An essential ingredient for audio strategy is sonic branding. This doesn't have to be a jingle. It can be a consistent voice, background music, or even just an opening sound. It establishes a personality and communicates brand values, and it serves as a signal to consumers. Sonic identity should also transcend platforms. "It's mobile, personal, social, interactive, engaging, emotional, live," Hungerbuhler said. "But, more importantly, as podcasts, speakers, smart devices, and connected cars continue to [proliferate], our clients need to understand how sound and voice can work for their brand."
Trimble concurred: "As demands for audience attention grow, cutting through the clutter seems more challenging every day.
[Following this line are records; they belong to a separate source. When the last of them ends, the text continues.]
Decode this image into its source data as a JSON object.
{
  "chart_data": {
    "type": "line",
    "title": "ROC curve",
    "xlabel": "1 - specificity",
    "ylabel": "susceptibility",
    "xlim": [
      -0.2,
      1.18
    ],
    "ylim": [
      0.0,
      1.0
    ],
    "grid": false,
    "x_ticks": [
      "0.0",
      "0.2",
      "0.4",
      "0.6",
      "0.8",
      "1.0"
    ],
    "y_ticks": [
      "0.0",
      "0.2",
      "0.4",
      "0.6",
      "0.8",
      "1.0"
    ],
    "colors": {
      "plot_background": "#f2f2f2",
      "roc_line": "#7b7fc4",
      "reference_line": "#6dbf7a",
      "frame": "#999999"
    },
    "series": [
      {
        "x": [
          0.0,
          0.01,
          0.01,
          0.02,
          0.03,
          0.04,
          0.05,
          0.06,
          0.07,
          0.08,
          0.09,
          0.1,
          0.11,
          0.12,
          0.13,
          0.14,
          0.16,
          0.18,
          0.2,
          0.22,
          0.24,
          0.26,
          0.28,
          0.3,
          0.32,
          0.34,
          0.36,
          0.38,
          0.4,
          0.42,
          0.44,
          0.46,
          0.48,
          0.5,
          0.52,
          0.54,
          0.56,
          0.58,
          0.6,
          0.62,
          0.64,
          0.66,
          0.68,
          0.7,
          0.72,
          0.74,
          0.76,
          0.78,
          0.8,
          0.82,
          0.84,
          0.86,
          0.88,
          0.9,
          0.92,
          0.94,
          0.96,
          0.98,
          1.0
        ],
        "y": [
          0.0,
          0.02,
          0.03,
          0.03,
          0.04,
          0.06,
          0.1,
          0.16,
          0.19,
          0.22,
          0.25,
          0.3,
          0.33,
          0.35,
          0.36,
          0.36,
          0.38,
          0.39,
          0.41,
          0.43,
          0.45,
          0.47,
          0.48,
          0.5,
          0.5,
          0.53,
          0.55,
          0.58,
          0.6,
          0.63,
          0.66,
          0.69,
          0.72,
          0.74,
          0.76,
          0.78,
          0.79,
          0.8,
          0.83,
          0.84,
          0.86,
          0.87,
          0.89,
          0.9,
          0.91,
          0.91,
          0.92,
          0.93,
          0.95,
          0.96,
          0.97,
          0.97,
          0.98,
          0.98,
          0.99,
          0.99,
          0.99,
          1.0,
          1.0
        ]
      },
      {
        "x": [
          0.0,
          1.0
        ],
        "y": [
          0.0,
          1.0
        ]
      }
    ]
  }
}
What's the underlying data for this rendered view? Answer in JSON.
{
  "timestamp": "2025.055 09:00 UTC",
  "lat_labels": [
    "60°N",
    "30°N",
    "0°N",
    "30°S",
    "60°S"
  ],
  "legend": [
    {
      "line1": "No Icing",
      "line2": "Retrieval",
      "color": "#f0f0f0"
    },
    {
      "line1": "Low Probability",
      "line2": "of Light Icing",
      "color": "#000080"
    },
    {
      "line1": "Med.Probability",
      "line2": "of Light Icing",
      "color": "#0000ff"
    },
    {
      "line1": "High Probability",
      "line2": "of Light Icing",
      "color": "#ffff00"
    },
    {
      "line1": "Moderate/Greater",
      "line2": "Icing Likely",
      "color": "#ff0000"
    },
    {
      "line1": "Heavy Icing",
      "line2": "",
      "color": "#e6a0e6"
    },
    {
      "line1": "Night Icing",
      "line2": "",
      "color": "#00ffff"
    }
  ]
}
Smart speakers. Connected cars. Digital personal assistants. In today's world, where it's becoming increasingly more screenless and voice-led, successful brands will keep pace with the ongoing evolution of the space and embrace the opportunities audio provides."
Why now is the time to get involved
Digital audio's strengths are its ability to deliver personalized ads to specific consumers. Brands can adjust their campaigns for context, including seasons, behaviors, or activities. These messages can be complemented with a call-to-action or voice activations that allow consumers to engage more deeply and extend the conversation. Pandora, for instance, now offers a "Voice Mode" option, so users can control their mobile listening through voice controls. It also enables them to interact with ads through voice. Pandora can work with brands on those activations.
For brands worried about safeguarding their reputations, digital audio offers exceptional brand safety, Pandora pointed out, because ads are served up to specific consumers who seek out programming. Also, since listening is an in-app experience and ads aren't skippable, marketers can rest assured that they're reaching legitimate audiences.
With so many benefits and opportunities, now is the time to embrace and experiment with digital audio. "Audio is going through a fundamental shift," said Doug Rozen, chief media officer of 360i. "There's so much opportunity."